Small, specialized models are the future of enterprise AI
This result is not an anomaly; it reflects a broader shift. For well-defined enterprise tasks with clear success criteria, targeted reinforcement learning consistently outperforms raw scale. The key insight is that RL directly optimizes for the exact metrics that matter — format compliance, factual accuracy and clinical completeness — while a 235B model, no matter how capable, is merely doing zero-shot inference with no task-specific optimization. Scale gives you general competence; RL gives you specialized mastery.
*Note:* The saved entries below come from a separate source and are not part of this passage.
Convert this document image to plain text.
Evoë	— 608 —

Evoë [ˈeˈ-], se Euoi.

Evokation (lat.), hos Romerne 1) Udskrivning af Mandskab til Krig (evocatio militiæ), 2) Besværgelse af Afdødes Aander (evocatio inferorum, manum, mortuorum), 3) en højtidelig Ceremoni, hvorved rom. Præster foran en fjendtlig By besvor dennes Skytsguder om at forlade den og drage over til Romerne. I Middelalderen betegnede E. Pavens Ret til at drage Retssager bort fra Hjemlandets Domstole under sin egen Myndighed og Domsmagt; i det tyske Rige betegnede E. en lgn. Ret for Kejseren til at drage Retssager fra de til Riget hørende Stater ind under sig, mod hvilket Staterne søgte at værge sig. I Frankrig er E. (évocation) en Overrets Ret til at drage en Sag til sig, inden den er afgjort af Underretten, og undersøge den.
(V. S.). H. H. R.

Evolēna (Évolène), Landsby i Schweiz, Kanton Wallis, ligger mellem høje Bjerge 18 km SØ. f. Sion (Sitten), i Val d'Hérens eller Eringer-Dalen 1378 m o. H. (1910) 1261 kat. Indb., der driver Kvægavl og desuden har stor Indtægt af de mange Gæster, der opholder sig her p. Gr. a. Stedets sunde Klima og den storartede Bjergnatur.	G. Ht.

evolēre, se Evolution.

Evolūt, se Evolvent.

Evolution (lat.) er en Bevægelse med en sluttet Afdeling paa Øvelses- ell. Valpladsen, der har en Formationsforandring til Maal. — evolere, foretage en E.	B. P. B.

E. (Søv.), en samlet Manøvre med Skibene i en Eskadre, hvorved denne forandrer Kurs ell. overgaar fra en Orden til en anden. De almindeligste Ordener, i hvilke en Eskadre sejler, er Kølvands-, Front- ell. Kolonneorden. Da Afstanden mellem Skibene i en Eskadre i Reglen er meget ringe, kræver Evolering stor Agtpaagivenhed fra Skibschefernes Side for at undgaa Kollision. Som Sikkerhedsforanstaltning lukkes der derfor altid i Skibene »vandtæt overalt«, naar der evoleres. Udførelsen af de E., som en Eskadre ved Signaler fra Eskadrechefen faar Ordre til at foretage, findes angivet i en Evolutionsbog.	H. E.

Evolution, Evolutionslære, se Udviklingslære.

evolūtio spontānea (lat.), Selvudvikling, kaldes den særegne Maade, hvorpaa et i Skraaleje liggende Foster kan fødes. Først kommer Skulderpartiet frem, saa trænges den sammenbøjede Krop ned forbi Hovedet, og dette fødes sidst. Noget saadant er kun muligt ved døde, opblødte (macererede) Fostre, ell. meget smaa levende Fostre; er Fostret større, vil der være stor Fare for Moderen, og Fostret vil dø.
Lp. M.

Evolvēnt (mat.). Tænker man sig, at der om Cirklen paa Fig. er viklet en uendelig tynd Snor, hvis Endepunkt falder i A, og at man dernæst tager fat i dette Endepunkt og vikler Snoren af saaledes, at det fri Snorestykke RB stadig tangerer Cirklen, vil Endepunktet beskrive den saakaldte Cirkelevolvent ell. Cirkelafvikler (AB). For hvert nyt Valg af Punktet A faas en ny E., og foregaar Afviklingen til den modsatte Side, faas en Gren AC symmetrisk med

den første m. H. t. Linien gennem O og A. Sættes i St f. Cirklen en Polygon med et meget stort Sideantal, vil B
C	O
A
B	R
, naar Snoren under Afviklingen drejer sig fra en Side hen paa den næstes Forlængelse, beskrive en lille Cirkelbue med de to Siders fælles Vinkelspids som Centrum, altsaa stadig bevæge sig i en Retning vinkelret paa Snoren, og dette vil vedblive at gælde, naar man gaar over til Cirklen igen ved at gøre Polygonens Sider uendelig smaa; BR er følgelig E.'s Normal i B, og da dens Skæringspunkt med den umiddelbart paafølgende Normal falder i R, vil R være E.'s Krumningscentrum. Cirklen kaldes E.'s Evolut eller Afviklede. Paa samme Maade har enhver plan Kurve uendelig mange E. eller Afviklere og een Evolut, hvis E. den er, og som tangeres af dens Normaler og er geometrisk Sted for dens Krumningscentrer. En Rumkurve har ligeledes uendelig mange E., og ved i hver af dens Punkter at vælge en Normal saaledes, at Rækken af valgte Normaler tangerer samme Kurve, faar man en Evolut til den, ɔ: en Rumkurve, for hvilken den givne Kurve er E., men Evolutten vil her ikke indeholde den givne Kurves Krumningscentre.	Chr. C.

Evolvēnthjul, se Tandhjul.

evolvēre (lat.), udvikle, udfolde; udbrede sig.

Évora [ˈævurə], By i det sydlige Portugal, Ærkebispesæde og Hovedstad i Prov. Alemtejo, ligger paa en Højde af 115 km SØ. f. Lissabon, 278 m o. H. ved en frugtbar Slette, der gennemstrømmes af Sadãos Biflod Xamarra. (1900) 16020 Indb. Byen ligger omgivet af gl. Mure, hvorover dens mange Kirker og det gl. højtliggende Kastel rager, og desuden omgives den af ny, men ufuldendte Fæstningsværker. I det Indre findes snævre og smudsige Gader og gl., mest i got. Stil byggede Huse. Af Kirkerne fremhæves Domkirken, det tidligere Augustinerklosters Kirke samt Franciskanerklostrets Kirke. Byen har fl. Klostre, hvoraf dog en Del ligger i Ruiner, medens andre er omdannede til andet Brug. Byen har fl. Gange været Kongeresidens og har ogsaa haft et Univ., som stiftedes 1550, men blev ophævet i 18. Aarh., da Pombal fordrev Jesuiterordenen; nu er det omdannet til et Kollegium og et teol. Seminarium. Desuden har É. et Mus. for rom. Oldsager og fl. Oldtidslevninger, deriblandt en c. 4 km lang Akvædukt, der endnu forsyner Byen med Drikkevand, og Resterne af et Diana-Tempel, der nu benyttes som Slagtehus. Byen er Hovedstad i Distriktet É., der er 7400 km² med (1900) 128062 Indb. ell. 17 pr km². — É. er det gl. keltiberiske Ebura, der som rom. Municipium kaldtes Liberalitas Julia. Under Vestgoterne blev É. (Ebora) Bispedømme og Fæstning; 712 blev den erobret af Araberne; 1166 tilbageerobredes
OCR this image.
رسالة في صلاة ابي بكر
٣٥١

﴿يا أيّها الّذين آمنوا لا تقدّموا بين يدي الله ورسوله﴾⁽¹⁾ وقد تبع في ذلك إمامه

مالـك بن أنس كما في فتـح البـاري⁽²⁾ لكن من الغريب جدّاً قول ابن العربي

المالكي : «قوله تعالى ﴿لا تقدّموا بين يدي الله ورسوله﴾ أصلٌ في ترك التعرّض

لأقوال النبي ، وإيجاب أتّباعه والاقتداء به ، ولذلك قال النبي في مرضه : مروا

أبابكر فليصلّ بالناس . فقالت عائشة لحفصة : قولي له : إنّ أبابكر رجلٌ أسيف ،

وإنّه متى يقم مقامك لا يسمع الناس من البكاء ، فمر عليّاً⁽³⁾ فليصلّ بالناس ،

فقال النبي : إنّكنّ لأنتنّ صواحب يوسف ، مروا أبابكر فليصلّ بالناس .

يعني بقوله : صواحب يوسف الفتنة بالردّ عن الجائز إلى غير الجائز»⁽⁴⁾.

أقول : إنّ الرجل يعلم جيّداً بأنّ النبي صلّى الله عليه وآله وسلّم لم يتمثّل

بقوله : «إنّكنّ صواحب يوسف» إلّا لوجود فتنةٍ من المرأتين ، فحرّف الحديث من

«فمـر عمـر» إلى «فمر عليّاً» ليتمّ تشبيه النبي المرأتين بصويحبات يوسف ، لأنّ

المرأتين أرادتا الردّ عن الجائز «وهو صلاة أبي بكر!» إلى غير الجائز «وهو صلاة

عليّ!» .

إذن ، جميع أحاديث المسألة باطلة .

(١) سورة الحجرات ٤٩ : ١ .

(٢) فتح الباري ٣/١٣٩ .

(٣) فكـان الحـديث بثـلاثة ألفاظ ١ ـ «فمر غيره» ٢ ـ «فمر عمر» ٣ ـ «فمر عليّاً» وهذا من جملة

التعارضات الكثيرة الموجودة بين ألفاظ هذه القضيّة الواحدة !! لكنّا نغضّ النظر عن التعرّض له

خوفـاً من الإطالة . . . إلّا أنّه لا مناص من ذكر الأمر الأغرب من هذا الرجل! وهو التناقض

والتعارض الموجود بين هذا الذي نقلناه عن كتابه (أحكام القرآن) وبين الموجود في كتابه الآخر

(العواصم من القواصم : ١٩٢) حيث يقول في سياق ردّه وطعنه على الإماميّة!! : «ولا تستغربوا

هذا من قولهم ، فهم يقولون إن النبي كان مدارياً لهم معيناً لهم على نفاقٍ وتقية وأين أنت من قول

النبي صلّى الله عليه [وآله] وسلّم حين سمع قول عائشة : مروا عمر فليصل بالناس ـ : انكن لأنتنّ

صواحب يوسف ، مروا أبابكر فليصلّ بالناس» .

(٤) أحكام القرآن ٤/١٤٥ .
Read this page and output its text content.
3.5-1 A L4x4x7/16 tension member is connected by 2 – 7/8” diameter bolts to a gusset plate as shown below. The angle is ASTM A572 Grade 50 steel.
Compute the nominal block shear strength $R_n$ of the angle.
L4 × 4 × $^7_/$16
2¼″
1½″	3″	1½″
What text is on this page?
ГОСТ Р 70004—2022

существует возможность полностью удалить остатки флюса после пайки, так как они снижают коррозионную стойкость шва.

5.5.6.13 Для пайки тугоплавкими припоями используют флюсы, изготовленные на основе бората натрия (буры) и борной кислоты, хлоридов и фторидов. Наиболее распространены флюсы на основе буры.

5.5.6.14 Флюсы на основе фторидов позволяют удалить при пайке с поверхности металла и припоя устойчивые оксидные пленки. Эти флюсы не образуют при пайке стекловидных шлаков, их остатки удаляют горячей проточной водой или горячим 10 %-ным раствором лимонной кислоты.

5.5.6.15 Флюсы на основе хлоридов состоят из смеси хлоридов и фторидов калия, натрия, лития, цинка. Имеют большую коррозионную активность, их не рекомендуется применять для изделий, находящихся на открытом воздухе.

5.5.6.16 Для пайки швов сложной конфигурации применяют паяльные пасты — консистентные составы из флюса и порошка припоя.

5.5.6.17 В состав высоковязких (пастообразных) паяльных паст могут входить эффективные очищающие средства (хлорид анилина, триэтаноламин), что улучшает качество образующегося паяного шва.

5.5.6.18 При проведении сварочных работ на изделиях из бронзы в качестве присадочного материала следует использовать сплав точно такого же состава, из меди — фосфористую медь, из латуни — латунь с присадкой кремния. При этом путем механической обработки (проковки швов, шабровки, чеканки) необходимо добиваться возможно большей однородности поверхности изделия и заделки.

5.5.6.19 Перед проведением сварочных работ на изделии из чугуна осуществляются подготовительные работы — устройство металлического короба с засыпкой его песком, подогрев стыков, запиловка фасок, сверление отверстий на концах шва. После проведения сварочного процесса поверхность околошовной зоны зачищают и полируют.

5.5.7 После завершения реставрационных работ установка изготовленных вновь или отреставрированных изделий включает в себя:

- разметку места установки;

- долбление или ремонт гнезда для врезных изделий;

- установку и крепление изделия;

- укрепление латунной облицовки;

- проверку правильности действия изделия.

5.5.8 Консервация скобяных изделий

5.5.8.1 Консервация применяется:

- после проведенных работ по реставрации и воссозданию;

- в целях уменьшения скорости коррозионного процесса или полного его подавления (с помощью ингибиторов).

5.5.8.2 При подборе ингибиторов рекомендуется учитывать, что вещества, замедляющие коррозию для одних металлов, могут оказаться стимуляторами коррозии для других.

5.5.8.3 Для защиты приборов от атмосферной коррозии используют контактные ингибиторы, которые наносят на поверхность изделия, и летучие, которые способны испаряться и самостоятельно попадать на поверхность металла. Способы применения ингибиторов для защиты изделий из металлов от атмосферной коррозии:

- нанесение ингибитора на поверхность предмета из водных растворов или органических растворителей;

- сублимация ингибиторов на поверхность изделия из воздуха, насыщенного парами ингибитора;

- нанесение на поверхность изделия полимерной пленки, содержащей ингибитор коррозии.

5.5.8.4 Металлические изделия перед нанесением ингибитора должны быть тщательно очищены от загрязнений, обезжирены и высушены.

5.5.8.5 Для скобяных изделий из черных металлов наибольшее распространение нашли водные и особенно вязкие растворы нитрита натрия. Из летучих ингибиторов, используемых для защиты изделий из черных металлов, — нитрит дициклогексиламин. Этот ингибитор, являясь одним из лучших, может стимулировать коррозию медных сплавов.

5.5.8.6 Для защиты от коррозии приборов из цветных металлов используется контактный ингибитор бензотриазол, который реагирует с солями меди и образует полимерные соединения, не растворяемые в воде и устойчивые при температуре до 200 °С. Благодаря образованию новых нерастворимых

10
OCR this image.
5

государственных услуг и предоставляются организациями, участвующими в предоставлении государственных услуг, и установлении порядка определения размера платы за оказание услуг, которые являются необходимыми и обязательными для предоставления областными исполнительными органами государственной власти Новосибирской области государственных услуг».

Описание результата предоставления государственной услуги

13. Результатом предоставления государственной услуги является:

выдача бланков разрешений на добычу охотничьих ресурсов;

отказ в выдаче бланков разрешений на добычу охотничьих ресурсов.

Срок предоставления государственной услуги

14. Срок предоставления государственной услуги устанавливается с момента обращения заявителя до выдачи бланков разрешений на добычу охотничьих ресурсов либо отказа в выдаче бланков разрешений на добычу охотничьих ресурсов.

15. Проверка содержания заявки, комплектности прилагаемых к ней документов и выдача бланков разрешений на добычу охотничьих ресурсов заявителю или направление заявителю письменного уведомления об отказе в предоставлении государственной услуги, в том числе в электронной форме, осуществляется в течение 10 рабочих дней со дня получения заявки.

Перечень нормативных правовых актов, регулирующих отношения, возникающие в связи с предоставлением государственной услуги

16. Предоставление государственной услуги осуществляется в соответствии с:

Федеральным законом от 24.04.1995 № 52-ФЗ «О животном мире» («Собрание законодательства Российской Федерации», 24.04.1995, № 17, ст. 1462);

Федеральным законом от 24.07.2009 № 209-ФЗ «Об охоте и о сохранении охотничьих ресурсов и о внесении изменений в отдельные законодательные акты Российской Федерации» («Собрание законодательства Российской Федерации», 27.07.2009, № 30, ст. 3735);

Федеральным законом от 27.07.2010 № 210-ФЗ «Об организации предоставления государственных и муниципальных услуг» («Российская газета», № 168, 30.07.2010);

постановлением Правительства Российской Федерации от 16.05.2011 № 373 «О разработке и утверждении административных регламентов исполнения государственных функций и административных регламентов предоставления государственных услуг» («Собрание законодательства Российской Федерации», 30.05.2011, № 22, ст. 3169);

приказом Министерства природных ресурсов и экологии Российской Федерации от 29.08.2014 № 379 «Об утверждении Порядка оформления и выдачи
The practical implications are significant: A 1.7B model can run on a single GPU with subsecond latency, at a fraction of the cost of a 235B API call. For healthcare organizations processing thousands of patient encounters daily, this is the difference between a research demo and a production system.
Snowflake's ML Jobs on SPCS made this workflow straightforward. From data synthesis to distributed RL training to model evaluation, everything ran within Snowflake's secure compute environment with no data leaving the platform. As enterprise AI matures, we believe this pattern — synthesize data, train small with RL and deploy cheaply — will become the default for any organization with domain-specific accuracy requirements.
The code and training recipes for this use case are available in the Snowflake sf-samples repository. We encourage you to try adapting this approach to your own structured output tasks in Snowflake ML.